Wegen der katastrophal schlechten Messwerte haben die Behörden kürzlich den Gesundheitsnotstand ausgerufen und Notfallmaßnahmen gegen den gefährlichen Dreck in der Luft erlassen. Bis auf Weiteres darf nur die Hälfte der Autos auf die Straße, an einem Tag die mit geraden Kennzeichen und am nächsten die mit ungeraden. Viele Baustellen wurden stillgelegt. Die Schulen blieben tagelang geschlossen, an Millionen Kinder wurden Atemschutzmasken verteilt.
Selbst das weltbekannte Mausoleum Taj Mahal ist betroffen. Dort wurde eine große Luftreinigungsmaschine aufgestellt, denn die giftige Luft beschädige das ikonische Marmorgebäude, schrieben lokale Medien.
Die vergangenen Tage war die Feinstaubbelastung so schlimm, dass sie den Grenzwert der Weltgesundheitsorganisation um das 40-Fache überstieg. Die Sicht war so schlecht, dass Flüge umgeleitet wurden. Wer die toxische Mischung einen Tag lang eingeatmet hatte, kam auf eine Dosis von 30 bis 40 Zigaretten, wie der Lungenchirurg Arvind Kumar vom Sir Ganga Ram Hospital in Delhi vorrechnete.
Wegen der immensen Gesundheitsgefahren haben sich inzwischen auch die höchsten Richter Indiens eingeschaltet. Sie befanden, dass die verhängten Notfallmaßnahmen nicht ausreichten, gebraucht werde eine tragfähige Lösung auf Dauer. Im Fokus stehe eine besonders schlimme Verschmutzungsquelle: das Verbrennen von Ernteresten auf Feldern. Das tun Bauern jeden Spätherbst, um ihre Felder günstig für die neue Aussaat freizukriegen, obwohl das schon längst verboten ist. Aber PolitikerInnen schauen oft weg, auch weil Landwirte wichtige WählerInnen sind. Ein Richter warf der Politik Versagen vor. "Delhi erstickt und die machen gar nichts", sagte er.
Überhaupt ist die Feinstaubbelastung in der indischen Hauptstadt nach den Grenzwerten der Weltgesundheitsorganisation praktisch immer zu hoch, auch wenn der Himmel blau ist. Auch wenn der Rauch der verbrannten Felder fehlt, liegt immer noch ein Gemisch aus Abgasen von Millionen Autos, Fabriken und Dieselgeneratoren in der Luft. Hinzu kommen Feuer, in denen Müll verbrannt wird, sowie der Staub von Baustellen. Die Menschen in Neu Delhi haben sich daran gewöhnt, viele tragen nie eine Atemschutzmaske. Würden die Grenzwerte eingehalten, könnten die Menschen in Indien im Schnitt mehr als vier Jahre länger leben, heißt es in einem Bericht der Universität von Chicago.
Aber die PolitikerInnen schieben sich in der größten Demokratie der Welt oft gegenseitig die Schuld zu, oder sie geben seltsame Ratschläge gegen die Luftverschmutzung. Die Leute sollen doch als Schutz Karotten essen, schrieb Indiens Gesundheitsminister auf Twitter. Und ein Lokalpolitiker empfahl gar, den Regengott mit einem Feuerritual zu besänftigen, denn Regen würde die Luft reinigen und verbessern.

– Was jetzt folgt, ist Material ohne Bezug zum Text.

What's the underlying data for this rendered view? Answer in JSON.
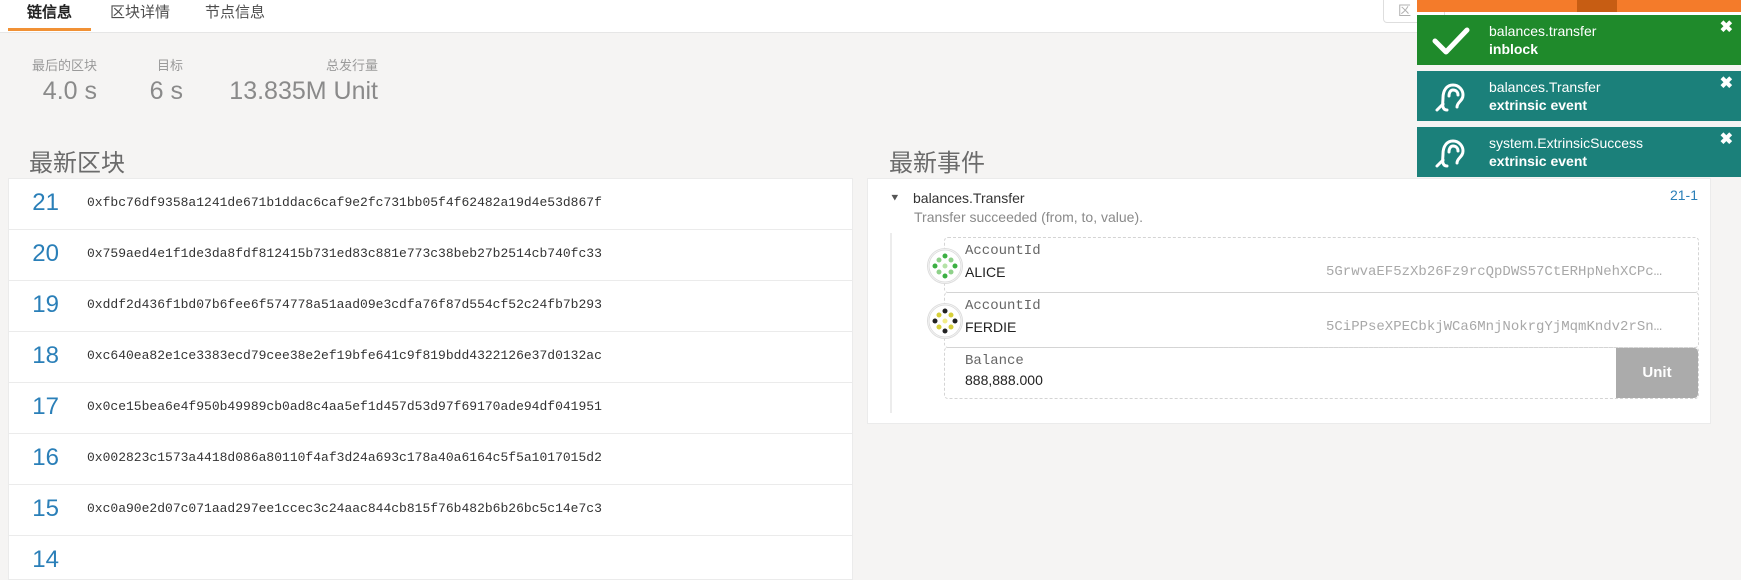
{
  "tabs": [
    {
      "label": "链信息",
      "active": true
    },
    {
      "label": "区块详情",
      "active": false
    },
    {
      "label": "节点信息",
      "active": false
    }
  ],
  "search": {
    "placeholder": "区"
  },
  "stats": [
    {
      "label": "最后的区块",
      "value": "4.0 s"
    },
    {
      "label": "目标",
      "value": "6 s"
    },
    {
      "label": "总发行量",
      "value": "13.835M Unit"
    }
  ],
  "sections": {
    "blocks_title": "最新区块",
    "events_title": "最新事件"
  },
  "blocks": [
    {
      "number": "21",
      "hash": "0xfbc76df9358a1241de671b1ddac6caf9e2fc731bb05f4f62482a19d4e53d867f"
    },
    {
      "number": "20",
      "hash": "0x759aed4e1f1de3da8fdf812415b731ed83c881e773c38beb27b2514cb740fc33"
    },
    {
      "number": "19",
      "hash": "0xddf2d436f1bd07b6fee6f574778a51aad09e3cdfa76f87d554cf52c24fb7b293"
    },
    {
      "number": "18",
      "hash": "0xc640ea82e1ce3383ecd79cee38e2ef19bfe641c9f819bdd4322126e37d0132ac"
    },
    {
      "number": "17",
      "hash": "0x0ce15bea6e4f950b49989cb0ad8c4aa5ef1d457d53d97f69170ade94df041951"
    },
    {
      "number": "16",
      "hash": "0x002823c1573a4418d086a80110f4af3d24a693c178a40a6164c5f5a1017015d2"
    },
    {
      "number": "15",
      "hash": "0xc0a90e2d07c071aad297ee1ccec3c24aac844cb815f76b482b6b26bc5c14e7c3"
    },
    {
      "number": "14",
      "hash": ""
    }
  ],
  "event": {
    "title": "balances.Transfer",
    "description": "Transfer succeeded (from, to, value).",
    "index": "21-1",
    "params": [
      {
        "label": "AccountId",
        "name": "ALICE",
        "address": "5GrwvaEF5zXb26Fz9rcQpDWS57CtERHpNehXCPc…"
      },
      {
        "label": "AccountId",
        "name": "FERDIE",
        "address": "5CiPPseXPECbkjWCa6MnjNokrgYjMqmKndv2rSn…"
      }
    ],
    "balance": {
      "label": "Balance",
      "value": "888,888.000",
      "unit": "Unit"
    }
  },
  "notifications": [
    {
      "title": "balances.transfer",
      "status": "inblock",
      "icon": "check-icon",
      "color": "#1f8a2b"
    },
    {
      "title": "balances.Transfer",
      "status": "extrinsic event",
      "icon": "ear-icon",
      "color": "#1b807a"
    },
    {
      "title": "system.ExtrinsicSuccess",
      "status": "extrinsic event",
      "icon": "ear-icon",
      "color": "#1b807a"
    }
  ],
  "colors": {
    "accent": "#f19135",
    "link": "#2a7fb8",
    "success": "#1f8a2b",
    "event": "#1b807a"
  }
}
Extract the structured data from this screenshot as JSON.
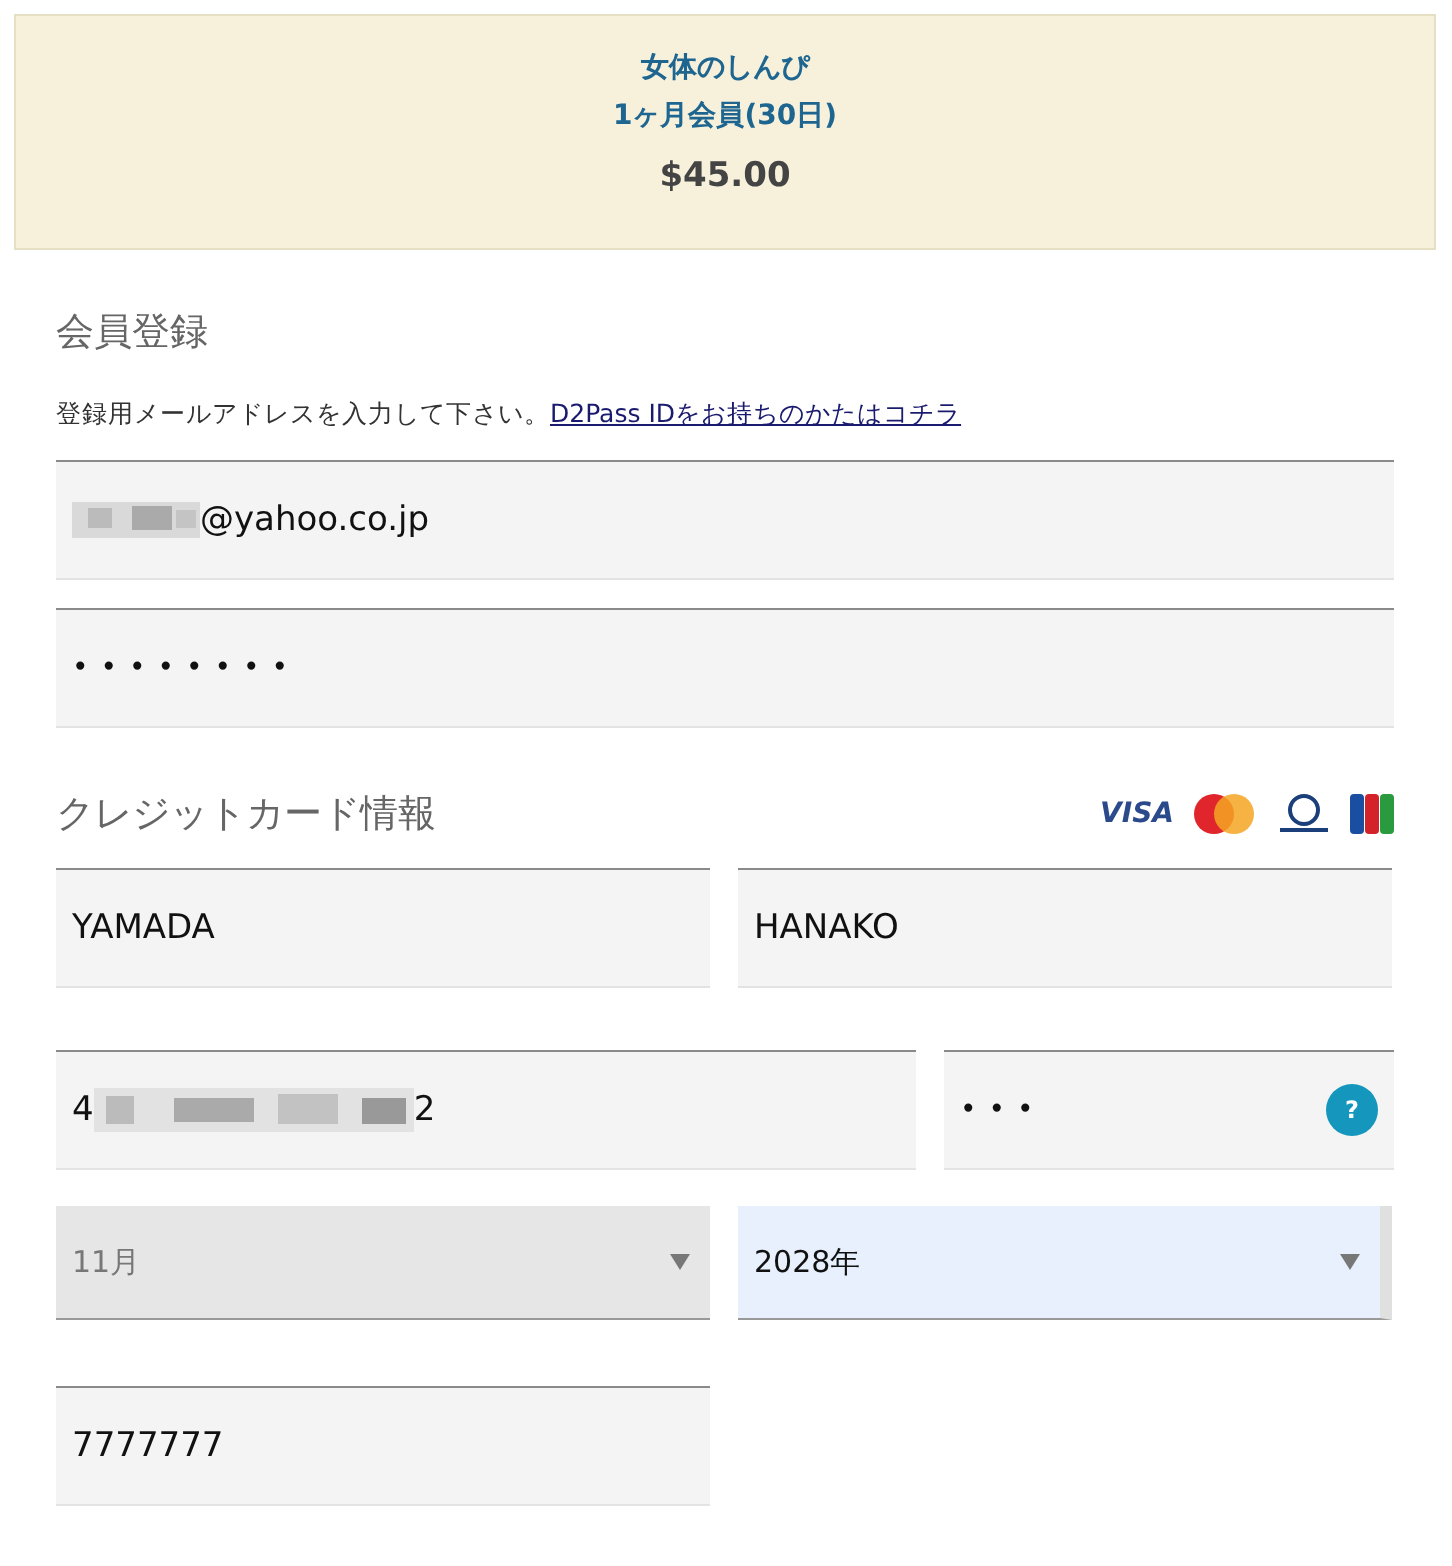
{
  "plan": {
    "title": "女体のしんぴ",
    "term": "1ヶ月会員(30日)",
    "price": "$45.00"
  },
  "registration": {
    "heading": "会員登録",
    "instruction": "登録用メールアドレスを入力して下さい。",
    "link": "D2Pass IDをお持ちのかたはコチラ",
    "email": {
      "value": "@yahoo.co.jp",
      "redacted": true
    },
    "password": {
      "value": "••••••••"
    }
  },
  "card": {
    "heading": "クレジットカード情報",
    "logos": [
      {
        "kind": "visa",
        "label": "VISA"
      },
      {
        "kind": "mastercard"
      },
      {
        "kind": "diners"
      },
      {
        "kind": "jcb"
      }
    ],
    "last_name": {
      "value": "YAMADA"
    },
    "first_name": {
      "value": "HANAKO"
    },
    "number": {
      "start": "4",
      "end": "2",
      "redacted": true
    },
    "cvc": {
      "value": "•••",
      "help": "?"
    },
    "month": {
      "value": "11月",
      "disabled": true,
      "highlighted": false
    },
    "year": {
      "value": "2028年",
      "disabled": false,
      "highlighted": true
    },
    "postal": {
      "value": "7777777"
    }
  }
}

Zwar hat Indien einiges unternommen, um langfristig gegen die Luftverschmutzung vorzugehen, aber das Problem wird wohl noch länger bestehen bleiben. Für Landwirte gibt es etwa finanzielle Anreize, ihre Felder nicht abzubrennen, aber sie sind nach Ansicht vieler Bauern noch zu gering. Auch möchte die Regierung von Premier Narendra Modi langfristig mehr in erneuerbare Energien investieren. Aber noch ist das Land stark von Kohlekraftwerken abhängig und wird es wohl auch noch länger bleiben, schrieb die Denkfabrik Brookings unlängst in einem Bericht.

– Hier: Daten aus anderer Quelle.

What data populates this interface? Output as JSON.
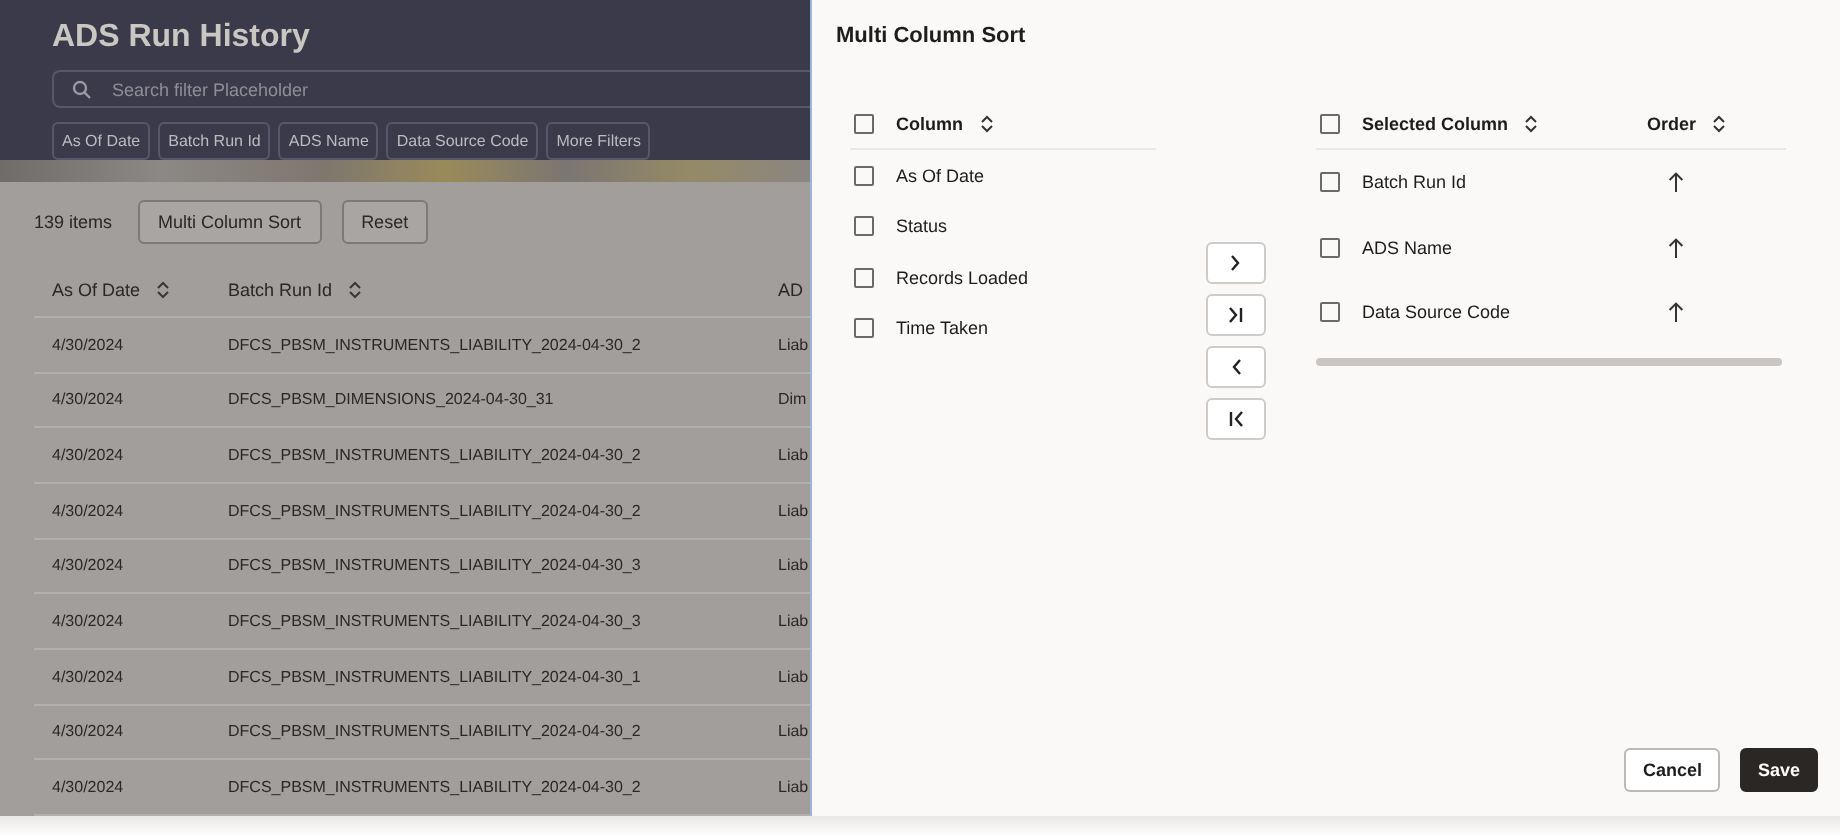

Indien liege beim Ausstoß des klimaschädlichen Treibhausgases CO2 weltweit auf Platz 3 hinter China und den USA und die Emissionen steigen wohl weiter, wie ExpertInnen vorhersagen, denn die Bevölkerung und die Wirtschaft wachsen rasch. Indien argumentiert auch, dass ihm als armes Land zu viel Klimaschutz bei der wirtschaftlichen Entwicklung im Weg stehe. Es forderte reiche Länder im Westen auf, zu helfen, besonders da diese historisch gesehen seit ihrer Industrialisierung das Klima deutlich mehr verschmutzt haben.